Ne Devlet’te Glaukon’un öğrencileri için bilinmez olarak nitelendirilen ruhun ölümsüzlüğünü öğretenin Sokrates’in ta kendisi olduğundan emin olabiliriz ne de efsaneleri ve diğer taraftan gelen esinleri birer öğretme aracı olarak kullandığını var saymamız için ortada bir sebep vardır. Çünkü eğer öyle olsaydı ya şiiri yasaklardı ya da Yunan mitolojisini alenen suçlardı. Sevdiği yemine el konulmuş ve Sokrates’in kendisine özgü bir olay olarak söylediği daemoniumun1 -ya da iç işaret- hiç bahsi geçmezdi. Sokratik öğretimin, Devlet’te diğer Platon Diyaloglar’ından daha belirgin temel unsuru örnek ve misallerin kullanımıdır (τὰ φορτικὰ αὐτῷ προσφέροντες): “Haydi müşterek örnekleri bir sınayalım.” Alaycı bir şekilde “Sen.” der Adeimantos altıncı kitapta “İmgelerle konuşmaya hiç alışmamışsın.” ve örneklerin -veya imgelerin- kullanımı, özünde tamamen Sokratik olsa da bir dâhi olan Platon onun kapsamını, zaten kuramsal olarak tasvir edilmiş -ya da tasvir edilecek- olanın içinde biçimlenen bir alegori ya da kıssa şeklinde genişletmiştir. Böylece VII. kitaptaki mağara tasviri, VI. kitaptaki bilginin parçalarının bir tekrarıdır.
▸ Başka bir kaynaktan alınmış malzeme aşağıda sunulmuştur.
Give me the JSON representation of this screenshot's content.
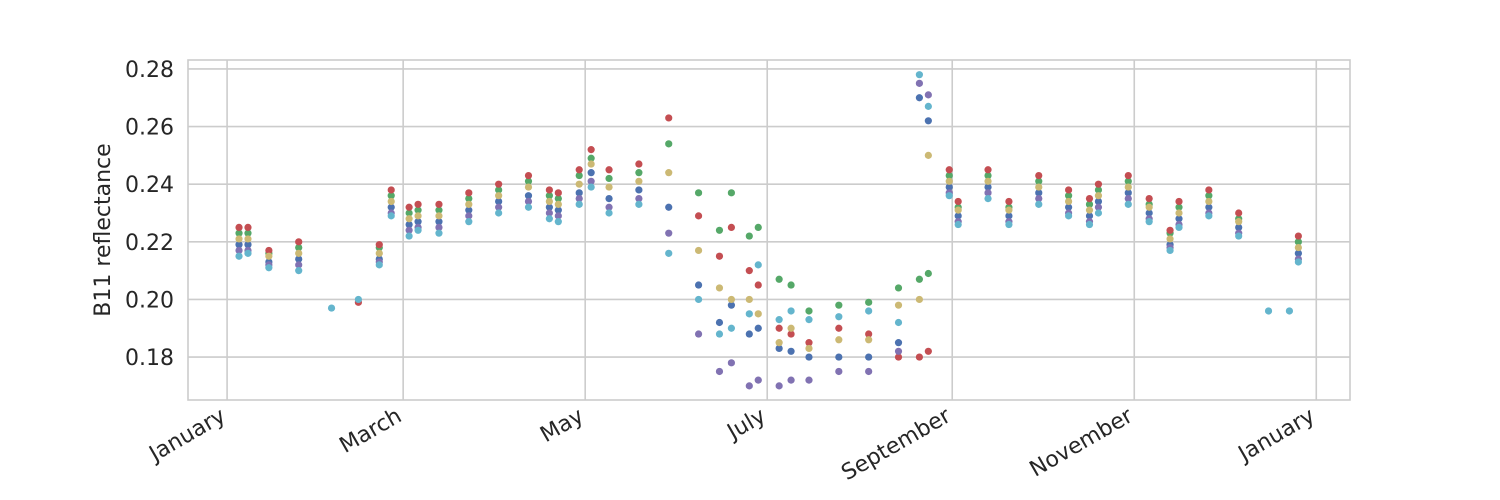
{
  "chart_data": {
    "type": "scatter",
    "ylabel": "B11 reflectance",
    "grid": true,
    "xlim": [
      -13.1,
      376.3
    ],
    "ylim": [
      0.1651,
      0.2831
    ],
    "xticks": [
      {
        "value": 0,
        "label": "January"
      },
      {
        "value": 59,
        "label": "March"
      },
      {
        "value": 120,
        "label": "May"
      },
      {
        "value": 181,
        "label": "July"
      },
      {
        "value": 243,
        "label": "September"
      },
      {
        "value": 304,
        "label": "November"
      },
      {
        "value": 365,
        "label": "January"
      }
    ],
    "yticks": [
      0.18,
      {
        "value": 0.2,
        "label": "0.20"
      },
      0.22,
      0.24,
      0.26,
      0.28
    ],
    "x": [
      4,
      7,
      14,
      24,
      35,
      44,
      51,
      55,
      61,
      64,
      71,
      81,
      91,
      101,
      108,
      111,
      118,
      122,
      128,
      138,
      148,
      158,
      165,
      169,
      175,
      178,
      185,
      189,
      195,
      205,
      215,
      225,
      232,
      235,
      242,
      245,
      255,
      262,
      272,
      282,
      289,
      292,
      302,
      309,
      316,
      319,
      329,
      339,
      349,
      356,
      359
    ],
    "series": [
      {
        "color": "#4c72b0",
        "values": [
          0.219,
          0.219,
          0.213,
          0.214,
          null,
          null,
          0.214,
          0.232,
          0.226,
          0.227,
          0.227,
          0.231,
          0.234,
          0.236,
          0.232,
          0.231,
          0.237,
          0.244,
          0.235,
          0.238,
          0.232,
          0.205,
          0.192,
          0.198,
          0.188,
          0.19,
          0.183,
          0.182,
          0.18,
          0.18,
          0.18,
          0.185,
          0.27,
          0.262,
          0.239,
          0.229,
          0.239,
          0.229,
          0.237,
          0.232,
          0.229,
          0.234,
          0.237,
          0.23,
          0.219,
          0.228,
          0.232,
          0.225,
          null,
          null,
          0.216
        ]
      },
      {
        "color": "#55a868",
        "values": [
          0.223,
          0.223,
          0.216,
          0.218,
          null,
          null,
          0.218,
          0.236,
          0.23,
          0.231,
          0.231,
          0.235,
          0.238,
          0.241,
          0.236,
          0.235,
          0.243,
          0.249,
          0.242,
          0.244,
          0.254,
          0.237,
          0.224,
          0.237,
          0.222,
          0.225,
          0.207,
          0.205,
          0.196,
          0.198,
          0.199,
          0.204,
          0.207,
          0.209,
          0.243,
          0.232,
          0.243,
          0.232,
          0.241,
          0.236,
          0.233,
          0.238,
          0.241,
          0.233,
          0.223,
          0.232,
          0.236,
          0.228,
          null,
          null,
          0.22
        ]
      },
      {
        "color": "#c44e52",
        "values": [
          0.225,
          0.225,
          0.217,
          0.22,
          null,
          0.199,
          0.219,
          0.238,
          0.232,
          0.233,
          0.233,
          0.237,
          0.24,
          0.243,
          0.238,
          0.237,
          0.245,
          0.252,
          0.245,
          0.247,
          0.263,
          0.229,
          0.215,
          0.225,
          0.21,
          0.205,
          0.19,
          0.188,
          0.185,
          0.19,
          0.188,
          0.18,
          0.18,
          0.182,
          0.245,
          0.234,
          0.245,
          0.234,
          0.243,
          0.238,
          0.235,
          0.24,
          0.243,
          0.235,
          0.224,
          0.234,
          0.238,
          0.23,
          null,
          null,
          0.222
        ]
      },
      {
        "color": "#8172b2",
        "values": [
          0.217,
          0.217,
          0.212,
          0.212,
          null,
          null,
          0.213,
          0.23,
          0.224,
          0.225,
          0.225,
          0.229,
          0.232,
          0.234,
          0.23,
          0.229,
          0.235,
          0.241,
          0.232,
          0.235,
          0.223,
          0.188,
          0.175,
          0.178,
          0.17,
          0.172,
          0.17,
          0.172,
          0.172,
          0.175,
          0.175,
          0.182,
          0.275,
          0.271,
          0.237,
          0.227,
          0.237,
          0.227,
          0.235,
          0.23,
          0.227,
          0.232,
          0.235,
          0.228,
          0.218,
          0.226,
          0.23,
          0.223,
          null,
          null,
          0.214
        ]
      },
      {
        "color": "#ccb974",
        "values": [
          0.221,
          0.221,
          0.215,
          0.216,
          null,
          null,
          0.216,
          0.234,
          0.228,
          0.229,
          0.229,
          0.233,
          0.236,
          0.239,
          0.234,
          0.233,
          0.24,
          0.247,
          0.239,
          0.241,
          0.244,
          0.217,
          0.204,
          0.2,
          0.2,
          0.195,
          0.185,
          0.19,
          0.183,
          0.186,
          0.186,
          0.198,
          0.2,
          0.25,
          0.241,
          0.231,
          0.241,
          0.231,
          0.239,
          0.234,
          0.231,
          0.236,
          0.239,
          0.232,
          0.221,
          0.23,
          0.234,
          0.227,
          null,
          null,
          0.218
        ]
      },
      {
        "color": "#64b5cd",
        "values": [
          0.215,
          0.216,
          0.211,
          0.21,
          0.197,
          0.2,
          0.212,
          0.229,
          0.222,
          0.224,
          0.223,
          0.227,
          0.23,
          0.232,
          0.228,
          0.227,
          0.233,
          0.239,
          0.23,
          0.233,
          0.216,
          0.2,
          0.188,
          0.19,
          0.195,
          0.212,
          0.193,
          0.196,
          0.193,
          0.194,
          0.196,
          0.192,
          0.278,
          0.267,
          0.236,
          0.226,
          0.235,
          0.226,
          0.233,
          0.229,
          0.226,
          0.23,
          0.233,
          0.227,
          0.217,
          0.225,
          0.229,
          0.222,
          0.196,
          0.196,
          0.213
        ]
      }
    ]
  }
}
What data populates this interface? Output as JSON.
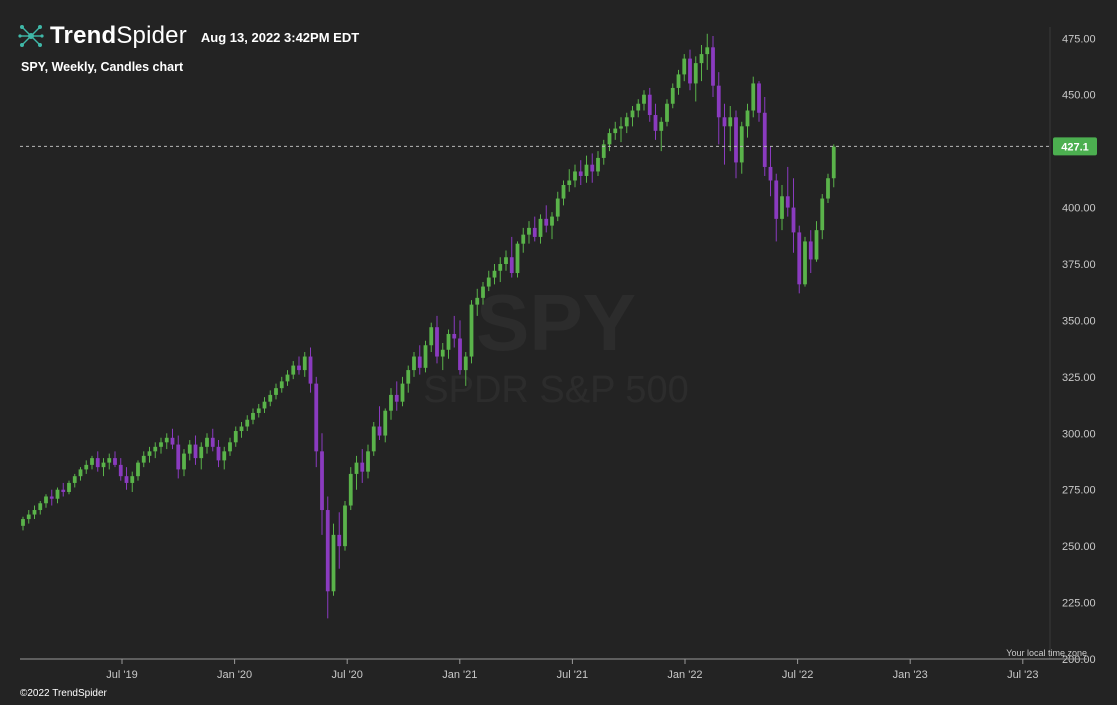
{
  "header": {
    "brand_bold": "Trend",
    "brand_light": "Spider",
    "timestamp": "Aug 13, 2022 3:42PM EDT",
    "subtitle": "SPY, Weekly, Candles chart",
    "logo_icon": "spider-network-icon"
  },
  "watermark": {
    "symbol": "SPY",
    "name": "SPDR S&P 500"
  },
  "footer": {
    "copyright": "©2022 TrendSpider",
    "timezone_note": "Your local time zone"
  },
  "colors": {
    "background": "#232323",
    "up": "#5ab34a",
    "down": "#8a3bbf",
    "last_price_bg": "#4caf50",
    "axis_text": "#c8c8c8"
  },
  "chart_data": {
    "type": "candlestick",
    "symbol": "SPY",
    "interval": "Weekly",
    "ylim": [
      200,
      480
    ],
    "y_ticks": [
      200,
      225,
      250,
      275,
      300,
      325,
      350,
      375,
      400,
      425,
      450,
      475
    ],
    "y_tick_labels": [
      "200.00",
      "225.00",
      "250.00",
      "275.00",
      "300.00",
      "325.00",
      "350.00",
      "375.00",
      "400.00",
      "425.00",
      "450.00",
      "475.00"
    ],
    "y_axis_side": "right",
    "x_tick_labels": [
      "Jul '19",
      "Jan '20",
      "Jul '20",
      "Jan '21",
      "Jul '21",
      "Jan '22",
      "Jul '22",
      "Jan '23",
      "Jul '23"
    ],
    "last_price": 427.1,
    "last_price_label": "427.1",
    "candles": [
      [
        259,
        263,
        257,
        262
      ],
      [
        262,
        266,
        260,
        264
      ],
      [
        264,
        268,
        262,
        266
      ],
      [
        266,
        270,
        264,
        269
      ],
      [
        269,
        273,
        267,
        272
      ],
      [
        272,
        275,
        268,
        271
      ],
      [
        271,
        276,
        269,
        275
      ],
      [
        275,
        278,
        272,
        274
      ],
      [
        274,
        279,
        273,
        278
      ],
      [
        278,
        282,
        276,
        281
      ],
      [
        281,
        285,
        279,
        284
      ],
      [
        284,
        288,
        282,
        286
      ],
      [
        286,
        290,
        284,
        289
      ],
      [
        289,
        292,
        283,
        285
      ],
      [
        285,
        289,
        281,
        287
      ],
      [
        287,
        291,
        284,
        289
      ],
      [
        289,
        292,
        285,
        286
      ],
      [
        286,
        289,
        279,
        281
      ],
      [
        281,
        285,
        275,
        278
      ],
      [
        278,
        283,
        274,
        281
      ],
      [
        281,
        288,
        279,
        287
      ],
      [
        287,
        292,
        285,
        290
      ],
      [
        290,
        294,
        287,
        292
      ],
      [
        292,
        296,
        289,
        294
      ],
      [
        294,
        298,
        291,
        296
      ],
      [
        296,
        300,
        293,
        298
      ],
      [
        298,
        302,
        293,
        295
      ],
      [
        295,
        299,
        280,
        284
      ],
      [
        284,
        293,
        281,
        291
      ],
      [
        291,
        297,
        288,
        295
      ],
      [
        295,
        299,
        286,
        289
      ],
      [
        289,
        296,
        284,
        294
      ],
      [
        294,
        300,
        291,
        298
      ],
      [
        298,
        302,
        292,
        294
      ],
      [
        294,
        297,
        285,
        288
      ],
      [
        288,
        294,
        284,
        292
      ],
      [
        292,
        298,
        290,
        296
      ],
      [
        296,
        303,
        294,
        301
      ],
      [
        301,
        305,
        298,
        303
      ],
      [
        303,
        308,
        301,
        306
      ],
      [
        306,
        311,
        304,
        309
      ],
      [
        309,
        313,
        307,
        311
      ],
      [
        311,
        316,
        309,
        314
      ],
      [
        314,
        319,
        312,
        317
      ],
      [
        317,
        322,
        315,
        320
      ],
      [
        320,
        325,
        318,
        323
      ],
      [
        323,
        328,
        321,
        326
      ],
      [
        326,
        332,
        324,
        330
      ],
      [
        330,
        334,
        326,
        328
      ],
      [
        328,
        336,
        325,
        334
      ],
      [
        334,
        338,
        318,
        322
      ],
      [
        322,
        325,
        285,
        292
      ],
      [
        292,
        300,
        255,
        266
      ],
      [
        266,
        272,
        218,
        230
      ],
      [
        230,
        260,
        228,
        255
      ],
      [
        255,
        265,
        240,
        250
      ],
      [
        250,
        270,
        248,
        268
      ],
      [
        268,
        285,
        266,
        282
      ],
      [
        282,
        290,
        275,
        287
      ],
      [
        287,
        293,
        278,
        283
      ],
      [
        283,
        295,
        280,
        292
      ],
      [
        292,
        305,
        290,
        303
      ],
      [
        303,
        312,
        297,
        299
      ],
      [
        299,
        311,
        296,
        310
      ],
      [
        310,
        320,
        306,
        317
      ],
      [
        317,
        323,
        310,
        314
      ],
      [
        314,
        325,
        312,
        322
      ],
      [
        322,
        330,
        318,
        328
      ],
      [
        328,
        336,
        325,
        334
      ],
      [
        334,
        339,
        326,
        329
      ],
      [
        329,
        341,
        327,
        339
      ],
      [
        339,
        349,
        336,
        347
      ],
      [
        347,
        352,
        331,
        334
      ],
      [
        334,
        340,
        328,
        337
      ],
      [
        337,
        346,
        333,
        344
      ],
      [
        344,
        352,
        338,
        342
      ],
      [
        342,
        350,
        326,
        328
      ],
      [
        328,
        336,
        321,
        334
      ],
      [
        334,
        359,
        331,
        357
      ],
      [
        357,
        364,
        352,
        360
      ],
      [
        360,
        367,
        357,
        365
      ],
      [
        365,
        372,
        363,
        369
      ],
      [
        369,
        375,
        366,
        372
      ],
      [
        372,
        378,
        367,
        375
      ],
      [
        375,
        381,
        372,
        378
      ],
      [
        378,
        387,
        369,
        371
      ],
      [
        371,
        385,
        369,
        384
      ],
      [
        384,
        391,
        380,
        388
      ],
      [
        388,
        394,
        384,
        391
      ],
      [
        391,
        396,
        385,
        387
      ],
      [
        387,
        397,
        384,
        395
      ],
      [
        395,
        401,
        389,
        392
      ],
      [
        392,
        398,
        386,
        396
      ],
      [
        396,
        407,
        394,
        404
      ],
      [
        404,
        412,
        401,
        410
      ],
      [
        410,
        417,
        407,
        412
      ],
      [
        412,
        419,
        409,
        416
      ],
      [
        416,
        421,
        410,
        414
      ],
      [
        414,
        423,
        411,
        419
      ],
      [
        419,
        424,
        411,
        416
      ],
      [
        416,
        425,
        414,
        422
      ],
      [
        422,
        430,
        419,
        428
      ],
      [
        428,
        435,
        425,
        433
      ],
      [
        433,
        438,
        430,
        435
      ],
      [
        435,
        440,
        429,
        436
      ],
      [
        436,
        442,
        433,
        440
      ],
      [
        440,
        445,
        436,
        443
      ],
      [
        443,
        448,
        440,
        446
      ],
      [
        446,
        452,
        443,
        450
      ],
      [
        450,
        453,
        438,
        441
      ],
      [
        441,
        446,
        430,
        434
      ],
      [
        434,
        440,
        425,
        438
      ],
      [
        438,
        448,
        436,
        446
      ],
      [
        446,
        455,
        444,
        453
      ],
      [
        453,
        461,
        450,
        459
      ],
      [
        459,
        468,
        456,
        466
      ],
      [
        466,
        470,
        452,
        455
      ],
      [
        455,
        467,
        447,
        464
      ],
      [
        464,
        472,
        456,
        468
      ],
      [
        468,
        477,
        461,
        471
      ],
      [
        471,
        476,
        449,
        454
      ],
      [
        454,
        460,
        428,
        440
      ],
      [
        440,
        446,
        419,
        436
      ],
      [
        436,
        445,
        425,
        440
      ],
      [
        440,
        443,
        413,
        420
      ],
      [
        420,
        438,
        415,
        436
      ],
      [
        436,
        446,
        431,
        443
      ],
      [
        443,
        458,
        440,
        455
      ],
      [
        455,
        456,
        438,
        442
      ],
      [
        442,
        449,
        414,
        418
      ],
      [
        418,
        427,
        405,
        412
      ],
      [
        412,
        415,
        385,
        395
      ],
      [
        395,
        410,
        390,
        405
      ],
      [
        405,
        418,
        396,
        400
      ],
      [
        400,
        413,
        380,
        389
      ],
      [
        389,
        392,
        362,
        366
      ],
      [
        366,
        387,
        365,
        385
      ],
      [
        385,
        390,
        371,
        377
      ],
      [
        377,
        394,
        376,
        390
      ],
      [
        390,
        406,
        386,
        404
      ],
      [
        404,
        415,
        402,
        413
      ],
      [
        413,
        428,
        409,
        427
      ]
    ]
  }
}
IX. kitaptaki karışık hayvan da ruhun farklı parçalarının bir benzetmesidir. VI. kitaptaki asil kaptan, gemi ve esas pilot ise kitapta betimlenen devletteki filozoflarla halk arasındaki ilişkiyi simgeler. Diğer figürler -köpek, yeteneksiz kızın evliliği ya da sekizinci ve dokuzuncu kitaplardaki erkek arılar ya da yaban arıları- de uzun paragraflarda ilişkili konuların arasında bağlantı kurmuştur ya da önceki tartışmaları hatırlatmak için kullanılmıştır.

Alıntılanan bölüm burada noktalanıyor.